И он начал рассказывать.
Он описал ей изменения в поведении Блисс, его подозрения насчет молодого человека с бегающими глазами. Ему тяжело давались слова. Он часто останавливался, делал большие паузы.
– Я чувствую, что гораздо больше виноват в том, что мы с Шарон не придавали значения тому, что ее воспитательнице сразу же бросилось в глаза. Например, мастурбация. Мы думали, что не стоит из этого раздувать проблему. Как бы ты поступила, если бы Кэсси начала заниматься самоудовлетворением каждый день?
– Как и ты, думаю. Даже не знаю, Кэсси вроде бы никогда этим не занималась, насколько мне известно.

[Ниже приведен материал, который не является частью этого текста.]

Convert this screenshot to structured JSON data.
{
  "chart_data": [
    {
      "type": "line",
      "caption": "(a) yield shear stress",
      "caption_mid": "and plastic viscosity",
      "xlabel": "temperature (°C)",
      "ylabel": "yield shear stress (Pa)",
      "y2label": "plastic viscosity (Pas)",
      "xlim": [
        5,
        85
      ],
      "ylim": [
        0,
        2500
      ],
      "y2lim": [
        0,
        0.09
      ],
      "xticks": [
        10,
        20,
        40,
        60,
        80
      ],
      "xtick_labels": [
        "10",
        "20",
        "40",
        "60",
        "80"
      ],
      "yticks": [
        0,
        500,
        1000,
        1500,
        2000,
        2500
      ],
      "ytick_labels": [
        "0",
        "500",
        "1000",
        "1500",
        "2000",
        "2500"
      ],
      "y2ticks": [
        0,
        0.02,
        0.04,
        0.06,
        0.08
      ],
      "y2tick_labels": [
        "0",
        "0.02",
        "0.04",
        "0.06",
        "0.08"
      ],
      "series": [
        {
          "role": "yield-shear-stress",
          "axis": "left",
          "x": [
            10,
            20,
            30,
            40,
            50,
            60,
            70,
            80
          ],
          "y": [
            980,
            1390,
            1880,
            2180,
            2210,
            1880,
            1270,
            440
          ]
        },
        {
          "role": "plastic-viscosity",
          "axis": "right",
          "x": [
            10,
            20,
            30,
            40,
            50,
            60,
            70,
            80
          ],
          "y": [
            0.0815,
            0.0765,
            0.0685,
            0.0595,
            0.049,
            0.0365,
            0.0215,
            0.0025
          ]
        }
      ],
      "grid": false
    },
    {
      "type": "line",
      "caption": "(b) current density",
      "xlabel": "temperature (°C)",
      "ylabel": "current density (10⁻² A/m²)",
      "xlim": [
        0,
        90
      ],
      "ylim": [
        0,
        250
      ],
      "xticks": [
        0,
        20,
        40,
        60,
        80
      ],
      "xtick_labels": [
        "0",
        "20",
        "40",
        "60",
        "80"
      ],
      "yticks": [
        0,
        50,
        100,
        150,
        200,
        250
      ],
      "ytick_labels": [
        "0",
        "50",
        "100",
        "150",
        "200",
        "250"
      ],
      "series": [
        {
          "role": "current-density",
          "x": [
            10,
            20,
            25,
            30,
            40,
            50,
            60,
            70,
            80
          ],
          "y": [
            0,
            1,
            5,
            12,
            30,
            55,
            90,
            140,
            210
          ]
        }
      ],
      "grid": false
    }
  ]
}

– Воспитательница выудила у Блисс, что якобы я лазил ей туда пальцем. Вот и все. Меня арестовали, потом отпустили под залог, несколько месяцев до суда я жил у брата и его жены. Мне не было разрешено видеть дочь вообще. Сначала я думал, что ей это, наверное, приснилось. Иногда я укутывал ее и прижимал к себе, читал перед сном какую-нибудь сказку.
– Может это была подлая шутка ее воспитательницы?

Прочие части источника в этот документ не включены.